Margherita Carosio (7 June 1908 – 10 January 2005) was a leading Italian operatic coloratura soprano and actress, starring in Spanish films during the 1930s.

Her voice is preserved in many Parlophone and Ultraphon recordings made before World War II, as well as a His Master's Voice series made in London from the 1940s. She was still singing leading roles in her early sixties and was considered one of the leading bel canto sopranos of her day. She was born and died in Genoa.

Carosio is most often remembered today as the singer whose indisposition in January 1949 led to Maria Callas learning and singing the role of Elvira in Bellini's I puritani in five days while she was performing Brünnhilde in Wagner's Die Walküre at Teatro La Fenice in Venice.

==Early life and career==
Carosio was the daughter of composer Natale Carosio, who taught her how to sing as a child. Carosio has been described as being a skilled singer and having a light, coloratura voice.

Carosio first performed in public at the age of 14. In 1924, at age 16, she made her operatic debut in Novi Ligure at the Teatro Cavour, performing Lucia di Lammermoor. In 1928, she was recommended by soprano Margherita Sheridan to the Royal Opera House, Covent Garden, to sing the role of Feodor in Mussorgsky's Boris Godunov with Feodor Chaliapin. The chorus sang in French, Carosio sang in Italian, and Chaliapin sang in Russian. In the same season, she also sang Musetta in La bohème.

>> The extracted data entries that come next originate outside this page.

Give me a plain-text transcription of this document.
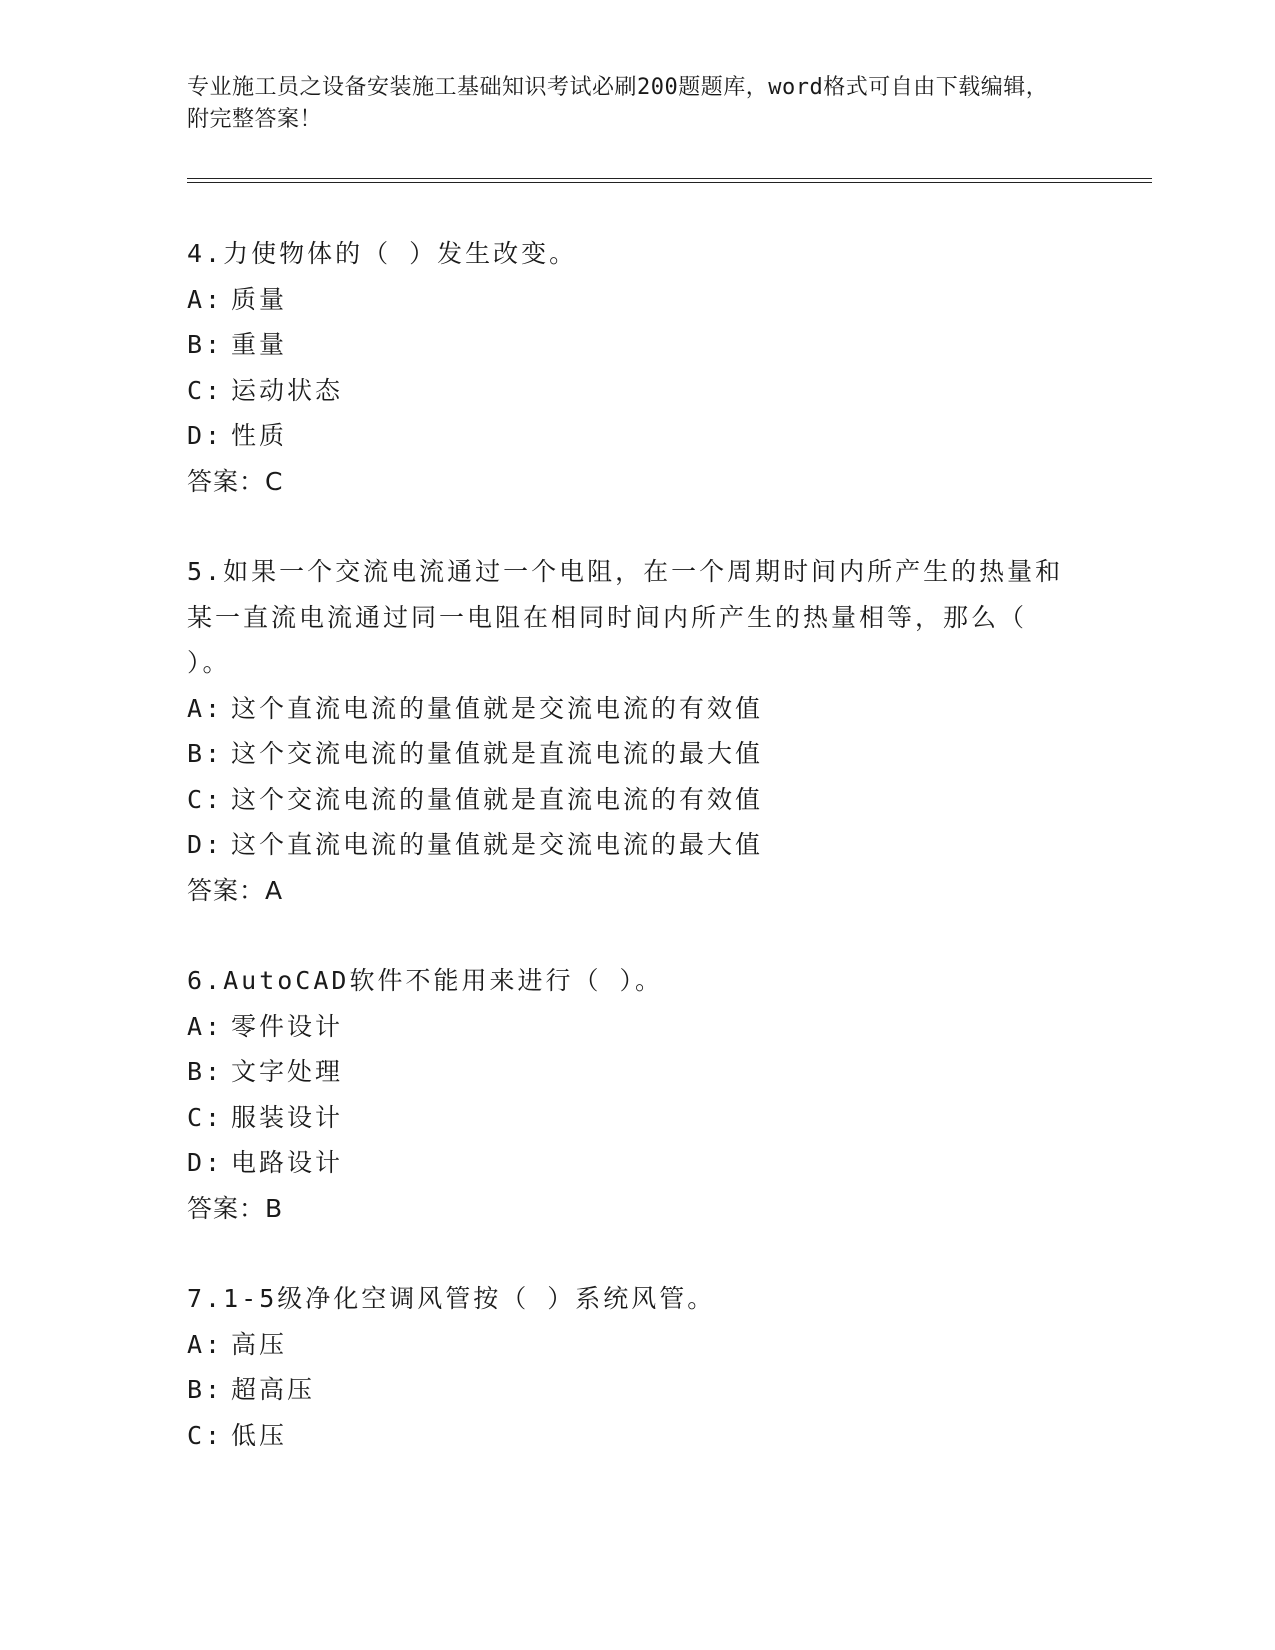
专业施工员之设备安装施工基础知识考试必刷200题题库，word格式可自由下载编辑，附完整答案！

4.力使物体的（ ）发生改变。

A: 质量

B: 重量

C: 运动状态

D: 性质

答案：C

5.如果一个交流电流通过一个电阻，在一个周期时间内所产生的热量和某一直流电流通过同一电阻在相同时间内所产生的热量相等，那么（ ）。

A: 这个直流电流的量值就是交流电流的有效值

B: 这个交流电流的量值就是直流电流的最大值

C: 这个交流电流的量值就是直流电流的有效值

D: 这个直流电流的量值就是交流电流的最大值

答案：A

6.AutoCAD软件不能用来进行（ ）。

A: 零件设计

B: 文字处理

C: 服装设计

D: 电路设计

答案：B

7.1-5级净化空调风管按（ ）系统风管。

A: 高压

B: 超高压

C: 低压
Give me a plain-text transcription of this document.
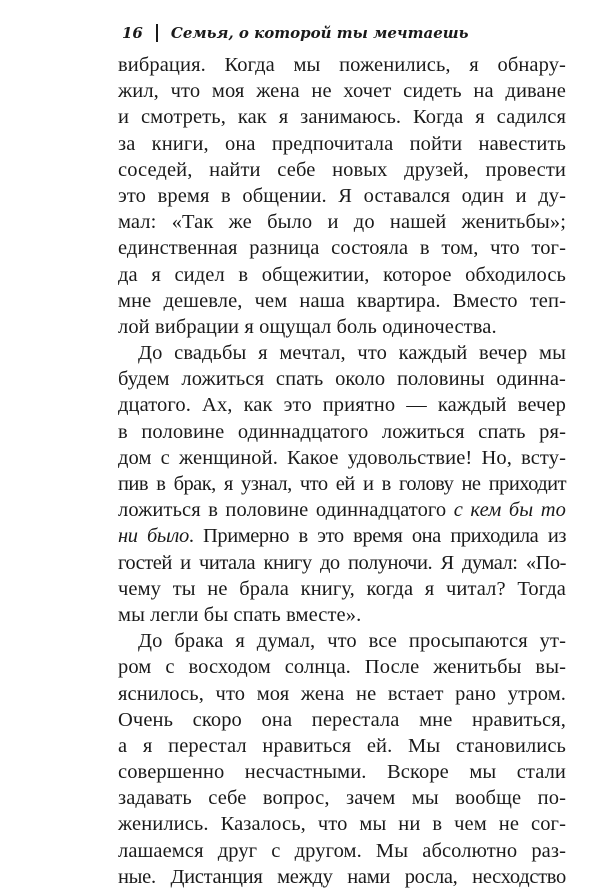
16 Семья, о которой ты мечтаешь
вибрация. Когда мы поженились, я обнару-
жил, что моя жена не хочет сидеть на диване
и смотреть, как я занимаюсь. Когда я садился
за книги, она предпочитала пойти навестить
соседей, найти себе новых друзей, провести
это время в общении. Я оставался один и ду-
мал: «Так же было и до нашей женитьбы»;
единственная разница состояла в том, что тог-
да я сидел в общежитии, которое обходилось
мне дешевле, чем наша квартира. Вместо теп-
лой вибрации я ощущал боль одиночества.
До свадьбы я мечтал, что каждый вечер мы
будем ложиться спать около половины одинна-
дцатого. Ах, как это приятно — каждый вечер
в половине одиннадцатого ложиться спать ря-
дом с женщиной. Какое удовольствие! Но, всту-
пив в брак, я узнал, что ей и в голову не приходит
ложиться в половине одиннадцатого с кем бы то
ни было. Примерно в это время она приходила из
гостей и читала книгу до полуночи. Я думал: «По-
чему ты не брала книгу, когда я читал? Тогда
мы легли бы спать вместе».
До брака я думал, что все просыпаются ут-
ром с восходом солнца. После женитьбы вы-
яснилось, что моя жена не встает рано утром.
Очень скоро она перестала мне нравиться,
а я перестал нравиться ей. Мы становились
совершенно несчастными. Вскоре мы стали
задавать себе вопрос, зачем мы вообще по-
женились. Казалось, что мы ни в чем не сог-
лашаемся друг с другом. Мы абсолютно раз-
ные. Дистанция между нами росла, несходство
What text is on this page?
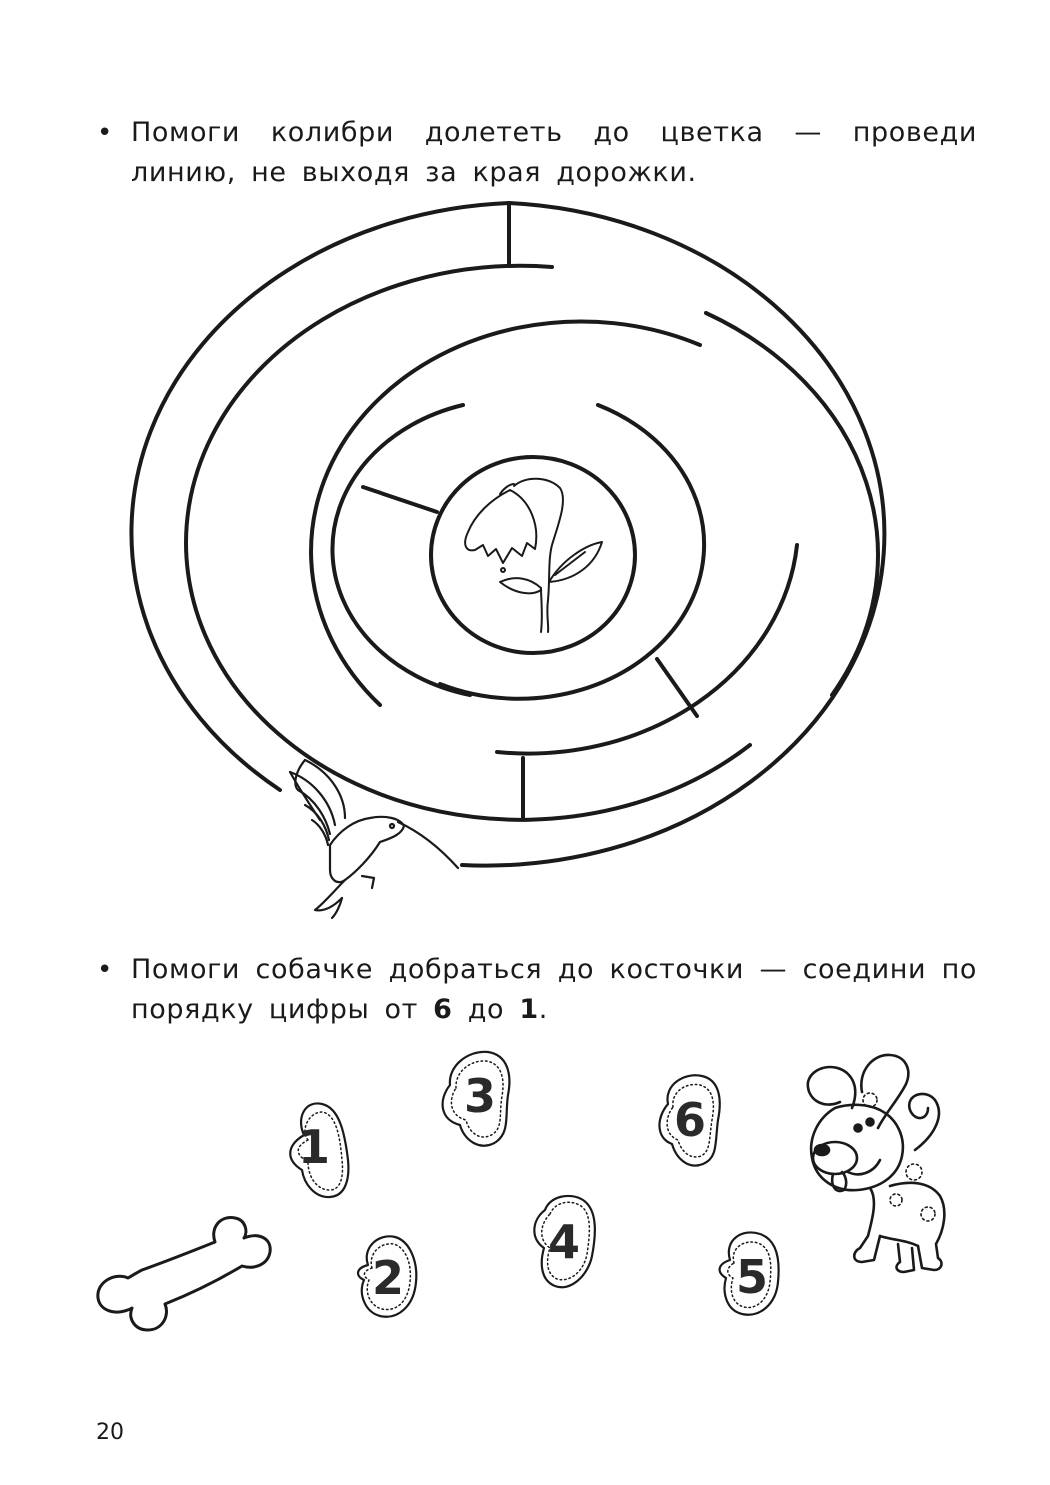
• Помоги колибри долететь до цветка — проведи линию, не выходя за края дорожки.
• Помоги собачке добраться до косточки — соедини по порядку цифры от 6 до 1.
1
2
3
4
5
6
20
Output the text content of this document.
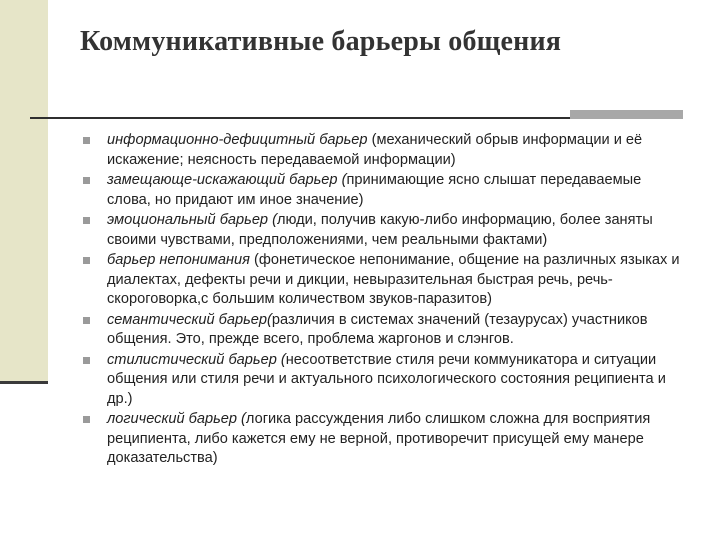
Коммуникативные барьеры общения
информационно-дефицитный барьер (механический обрыв информации и её искажение; неясность передаваемой информации)
замещающе-искажающий барьер (принимающие ясно слышат передаваемые слова, но придают им иное значение)
эмоциональный барьер (люди, получив какую-либо информацию, более заняты своими чувствами, предположениями, чем реальными фактами)
барьер непонимания (фонетическое непонимание, общение на различных языках и диалектах, дефекты речи и дикции, невыразительная быстрая речь, речь-скороговорка,с большим количеством звуков-паразитов)
семантический барьер(различия в системах значений (тезаурусах) участников общения. Это, прежде всего, проблема жаргонов и слэнгов.
стилистический барьер (несоответствие стиля речи коммуникатора и ситуации общения или стиля речи и актуального психологического состояния реципиента и др.)
логический барьер (логика рассуждения либо слишком сложна для восприятия реципиента, либо кажется ему не верной, противоречит присущей ему манере доказательства)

She performed throughout Italy: in Bellini's La sonnambula, as Norina in Donizetti's Don Pasquale, and as Konstanze in Mozart's Il Seraglio. She played Oscar in Verdi's Un ballo in maschera at La Scala, where she performed often and to great acclaim. Some other roles include: Rosina in The Barber of Seville, Zerlina in Auber's Fra Diavolo, the Queen of Shemakhan in Rimsky-Korsakov's The Golden Cockerel, and Volkhova in his Sadko and the title role of Stravinsky's The Nightingale. She sang Aminta in the first Italian performances of Richard Strauss's Die schweigsame Frau as well as and Egloge in the 1935 world-premiere of Mascagni's Nerone, both at La Scala, where she continued to appear until 1955.

Carosio returned to London in 1946 with the visiting San Carlo company of Naples and played Violetta in La traviata, a role that British soldiers had seen her perform during the war. She later appeared with a scratch Italian company as Adina in Donizetti's L'elisir d'amore, which she had also sung at La Scala and recorded for EMI. Carioso also performed at La Scala in Menotti's Amelia Goes to the Ball, which she also recorded. Carioso had a brief career in Italian films, and even received turned down an offer from MGM in Hollywood.

==Retirement and death==
Carosio retired from the operatic stage in 1959 and for the next 40 years pursued a second career as a journalist and music critic in her hometown.

She died in 2005 at the age of 96.

==Bibliography==
- The Last Prima Donnas, by Lanfranco Rasponi, Alfred A Knopf, 1982; ISBN 0-394-52153-6
- " Margherita Carosio. La diva che amava i gioielli", by Andrea Lanzola, in "Étude" n° 31, July–August–September 2005 (Association internationale de chant Lyrique TITTA RUFFO. Site: titta-ruffo-international.jimdo.com).